ROANOKE TIMES 
                      Copyright (c) 1996, Roanoke Times

DATE: Sunday, January 14, 1996               TAG: 9601120077
SECTION: BUSINESS                 PAGE: G1   EDITION: METRO 
COLUMN: Employment
SOURCE: JEFF STURGEON


GROUP TRIES TO SOLVE RISKY BUSINESS OF GIVING REFERENCES

Comair, a commuter carrier for Delta Air Lines, recommends one of its pilots for dismissal because he has trouble landing planes and other problems flying safely. The pilot resigns. He is then hired by American Eagle, a similar carrier serving American Airlines. In December 1994, that pilot's mistake in the cockpit of a flight bound for Raleigh-Durham International Airport leads to the crash of the airplane. The pilot, Michael Patrick Hillis, the co-pilot and 13 passengers die.

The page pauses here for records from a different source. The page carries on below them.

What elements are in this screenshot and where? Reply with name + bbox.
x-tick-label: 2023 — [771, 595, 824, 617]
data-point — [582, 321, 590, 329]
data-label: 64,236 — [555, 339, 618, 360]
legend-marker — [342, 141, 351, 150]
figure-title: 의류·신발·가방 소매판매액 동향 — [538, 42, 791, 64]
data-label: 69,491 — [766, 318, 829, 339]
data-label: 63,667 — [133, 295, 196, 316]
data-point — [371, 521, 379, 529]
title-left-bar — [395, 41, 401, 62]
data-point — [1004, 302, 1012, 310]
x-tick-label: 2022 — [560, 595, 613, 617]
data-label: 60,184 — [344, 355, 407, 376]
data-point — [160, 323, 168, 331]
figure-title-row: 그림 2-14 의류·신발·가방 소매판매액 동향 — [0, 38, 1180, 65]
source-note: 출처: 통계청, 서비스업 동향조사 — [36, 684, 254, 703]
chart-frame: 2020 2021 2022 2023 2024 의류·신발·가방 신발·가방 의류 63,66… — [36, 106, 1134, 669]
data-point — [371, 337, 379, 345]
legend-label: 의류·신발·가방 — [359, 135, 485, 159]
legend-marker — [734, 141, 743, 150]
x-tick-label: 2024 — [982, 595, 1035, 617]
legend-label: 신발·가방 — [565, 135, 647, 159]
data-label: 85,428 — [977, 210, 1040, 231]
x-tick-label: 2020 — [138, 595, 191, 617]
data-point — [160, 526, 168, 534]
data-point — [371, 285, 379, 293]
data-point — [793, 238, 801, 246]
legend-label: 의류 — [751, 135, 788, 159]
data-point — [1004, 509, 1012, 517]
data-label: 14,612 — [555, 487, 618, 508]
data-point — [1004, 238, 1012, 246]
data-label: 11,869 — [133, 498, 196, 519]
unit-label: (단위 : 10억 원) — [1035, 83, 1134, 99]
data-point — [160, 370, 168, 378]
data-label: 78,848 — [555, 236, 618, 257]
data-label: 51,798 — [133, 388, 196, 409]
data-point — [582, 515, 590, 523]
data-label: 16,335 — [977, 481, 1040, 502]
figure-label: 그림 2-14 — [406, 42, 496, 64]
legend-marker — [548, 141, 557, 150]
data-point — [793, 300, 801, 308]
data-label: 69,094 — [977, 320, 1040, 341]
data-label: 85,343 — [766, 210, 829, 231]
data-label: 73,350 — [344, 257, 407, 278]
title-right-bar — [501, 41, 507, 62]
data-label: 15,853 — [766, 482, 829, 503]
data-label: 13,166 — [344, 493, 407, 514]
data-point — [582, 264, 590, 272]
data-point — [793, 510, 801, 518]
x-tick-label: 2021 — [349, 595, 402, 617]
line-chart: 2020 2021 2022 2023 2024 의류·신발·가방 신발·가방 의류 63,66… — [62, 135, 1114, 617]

It's a true story, according to the National Transportation Safety Board, and one that is being retold as employment experts in Roanoke write a proposed reference-checking law that is supposed to help Virginia employers avoid hiring problem employees.

In the past 10 to 15 years, many employers have stopped giving references about former employees. They fear lawsuits charging defamation or slander. In such suits, the former employee contends a bad reference cost the opportunity of getting a new job. For companies, the lawsuits usually lead down one of two paths. Either the company incurs high costs to defend itself, or it loses and gets hit with a large jury award.

Attorneys who advise employers ``are sitting there saying, `Don't give any references. Don't say anything,''' said Bud Oakey, a lobbyist for the Roanoke Regional Chamber of Commerce and other Virginia chambers.

Employers, when asked to give a reference, often will reveal little more than a worker's hire date and when he or she last worked - especially when employers don't know and trust the caller.

If employers say something more controversial, they face being roped into proving the statement to a judge or jury. In the legal arena, if a personnel director can't prove what he or she said about a former employee, the person about whom the reference was given can win the legal case.

Agnis Chakravorty, a principal at the Center for Employment Law in Roanoke, said it's essential to judge each case individually but gave this hypothetical situation, which any employer could face: ``Let's say you believe someone is stealing and you discharge that person. If another person calls and says, `Why did you let that person go?' if you say, `Well, she was stealing,' you've got to be able to prove the person was stealing or it's defamation,'' Chakravorty said.

The quick-to-sue atmosphere surrounding employment has also chilled the giving of positive references to a great degree.

This has created a frustrating dilemma for employers, because they risk becoming vulnerable to negligence lawsuits if they don't check the backgrounds of prospective employees before hiring them. The taboo against giving references also hurts good employees, who may have no one to vouch for their achievements, Oakey said.

The Society for Human Resource Management, a national trade group, is urging its state chapters to write laws to enhance the exchange of employer references. Ten states have such laws.

One who is leading the drive for a law in Virginia is Bruce M. Wood, the society's statewide legislative director and president of The Management Association of Western Virginia in Roanoke, a nonprofit corporation that provides services to member employers on employee relations.

Working with the chamber's Oakey, Chakravorty and Roanoke labor lawyers Clint Morse and David Paxton, Wood has generated a proposal that he and the Virginia Chamber of Commerce want to get passed during the General Assembly session that started last week. A sponsor for the bill had not been announced.

Wood said Virginia judges have tried to shield employers from frivolous lawsuits over references by dismissing such cases. These past rulings are the law. But Wood and the rest of the team believe employers need the case law converted to state law and protections strengthened before they will feel it is safe to give references.

``If they see a statute, it gives them more comfort,'' Chakravorty said.

The law would specify that employers can give factual references about ex-employees - both positive and negative comments. Those who bring suits would have to meet a standard of proof that's higher than normal for civil cases. Employers would not lose in court unless they spread damaging information they knew or should have known was false.

Workers would still be able to collect damages if they were harmed by references that were untrue and given maliciously.

In the case of the American Eagle pilot, the airline has said it did not know before hiring him that he had been recommended for dismissal. The safety board's file on the case indicated that American Eagle likely ran up against a policy at most airlines of saying little about former employees except their dates of employment, positions held, and sometimes, the reason for leaving, because the airlines don't want to be sued.

American Eagle has urged Congress to free airlines to speak openly about the performance of pilots by creating a system for them to exchange information and by giving airlines immunity from lawsuits over the sharing of personnel records.

The issue will be one to watch as the Virginia General Assembly and Congress decide how to proceed.